Schwarzer Schwan
31. Oktober 2014

Von Göttern, Propheten und Propagandisten

Kursbewegungen als Wille und Vorstellung: Dies gelingt nur selten. Meist regieren Zufall oder Misserfolg.

London, 1815: Die ganze Stadt schaut auf den gebürtigen Frankfurter Nathan Mayer Rothschild. Die Rothschilds waren nämlich bekannt dafür, über das damals beste Informationssystem zu verfügen, und damit auch als erste den Ausgang der Schlacht von Waterloo zu kennen. Als Rothschild nun der Sage nach britische Staatsanleihen zu verkaufen begann, gingen alle von einer Niederlage in der Schlacht aus und verkauften – panikartig. Die Kurse brachen ein. Erst jetzt begann der über den Sieg bei Waterloo wohlinformierte Rothschild zu kaufen und wurde zum damals reichsten Mann der Welt. 
Ein einziger Anleger hatte also einen ganzen Markt nicht nur manipuliert, sondern sogar zunächst noch durch eine Finte auf das falsche Bein gestellt. Rothschilds Wille geschah. Er schuf sich eine Börsenwelt und sah, dass sie – zumindest für ihn – gut war. Diesen sakralen Überlegungen folgte anscheinend auch Heinrich Heine: „Geld ist der Gott unserer Zeit und Rothschild sein Prophet.“
Solche religiöse Überhöhungen sind in der Neuzeit nur noch von Goldman Sachs bekannt. Vorstandschef Lloyd Blankfein erteilte sich der Einfachheit halber den Segen gleich selbst: „Ich bin ein Banker, der Gottes Werk verrichtet.“ Und als Werkzeug Gottes kann man zumindest noch auf kleinen, engen Märkten und in eine Richtung Kurse nach dem eigenen Willen bewegen. 2013 gab Goldman Sachs bekannt, Slowenische Staatsanleihen übergewichtet zu haben, und warb so subtil für Unterstützungskäufe. Ob die anderen Marktteilnehmer daraufhin eine fundamentale Neubewertung Sloweniens vornahmen oder Goldmans Einstieg eher als Prophezeiung sahen: auf jeden Fall begannen die slowenischen Renditen zu fallen.
Ebenfalls sehr überzeugt von sich ist Bill Gross, einst ein gefeierter Bond-König. Sein Abgang von Pimco zu Janus war auf jeden Fall kursbewegend. Die Aktie der Pimco-Mutter Allianz fiel, die von Janus stieg.

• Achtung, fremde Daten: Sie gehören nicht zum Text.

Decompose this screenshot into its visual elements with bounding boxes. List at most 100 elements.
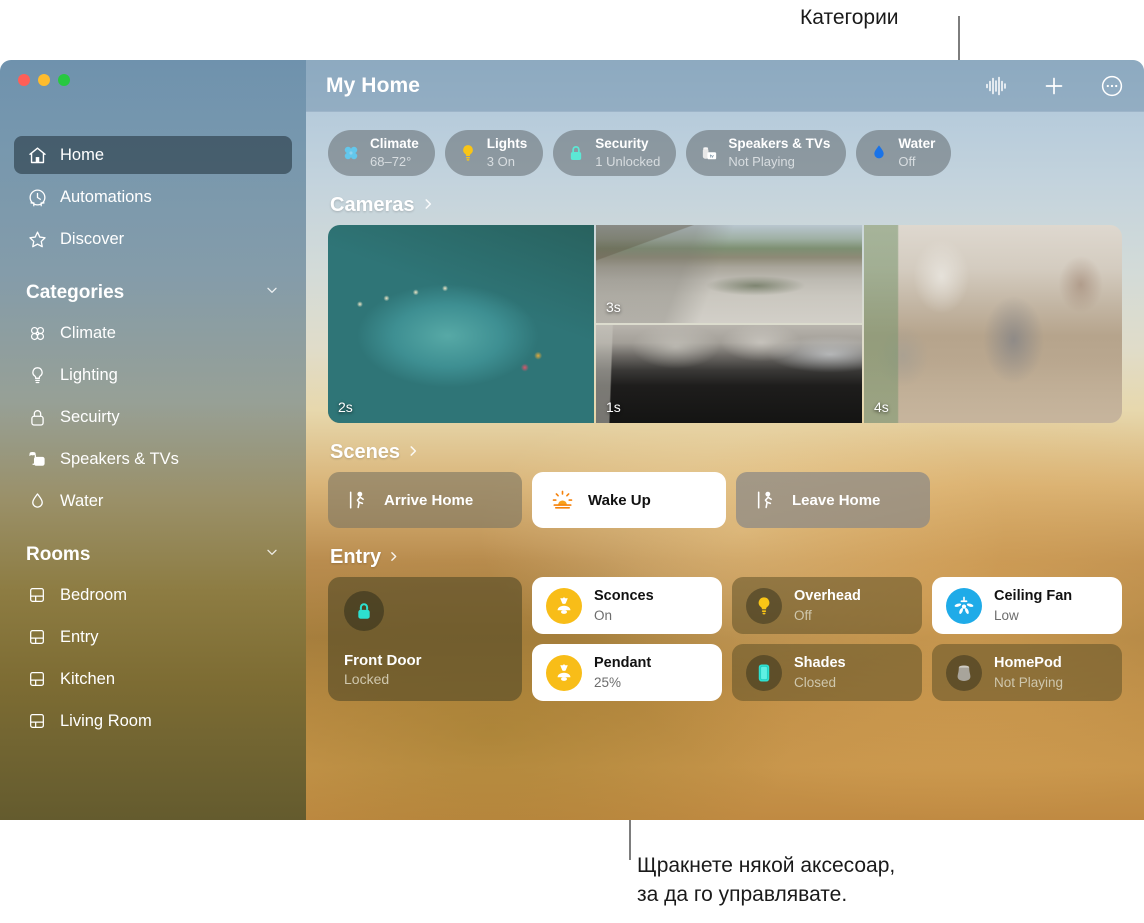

Gestiegen sind aber auch die Renditen der von Pimco gehaltenen High-Yield-Anleihen, da der Markt damit rechnet, dass diese wegen Mittelabflüssen verkauft werden müssen. Der Fondsmanager Xaia Investment verweist in seinem aktuellen Quartalsbericht beispielsweise auf den Kursrutsch der Anleihen von Arch Coal. 
Während Rothschild einen großen Markt beliebig beeinflussen konnte, Goldman zumindest einen kleinen Markt in eine Richtung drängen kann, dürften die Gross´schen Kursbewegungen unbeabsichtigt erfolgt sein. Richtig ärgerlich wird es aber, wenn man Märkte und Systeme zu beeinflussen versucht, und es partout nicht klappen will. Man denke zum Beispiel an die Bemühungen Argentiniens und Venezuelas, Wechselkurse und Inflationsdaten zu manipulieren. Erinnert sei hier aber auch an den DDR-Chefpropagandisten Karl-Eduard von Schnitzler, dem vor 25 Jahren der „Schwarze Kanal“ abgedreht wurde. Von Schnitzler feierte in seinen schauerlichen, für weltoffene Bürger ungenießbaren Sendungen verlässlich den Mauerbau. Für ihn und seine Familie war es ja laut der Zeitung „Die Welt“ schließlich auch kein Problem, trotz Mauer im Westen auf Einkaufstour zu gehen. Peinlich nur, dass seine Frau in West-Berlin beim Ladendiebstahl ertappt wurde. Und das westlich-kapitalistische System wollte trotz aller Propaganda auch nicht fallen. Gefallen ist schließlich die Mauer – und immer wieder auch ein volltrunkener von Schnitzler von Barhockern. Diese standen übrigens in West-Berlin. 
In diesem Sinne wünscht Ihnen die Redaktion von portfolio ein schönes Wochenende.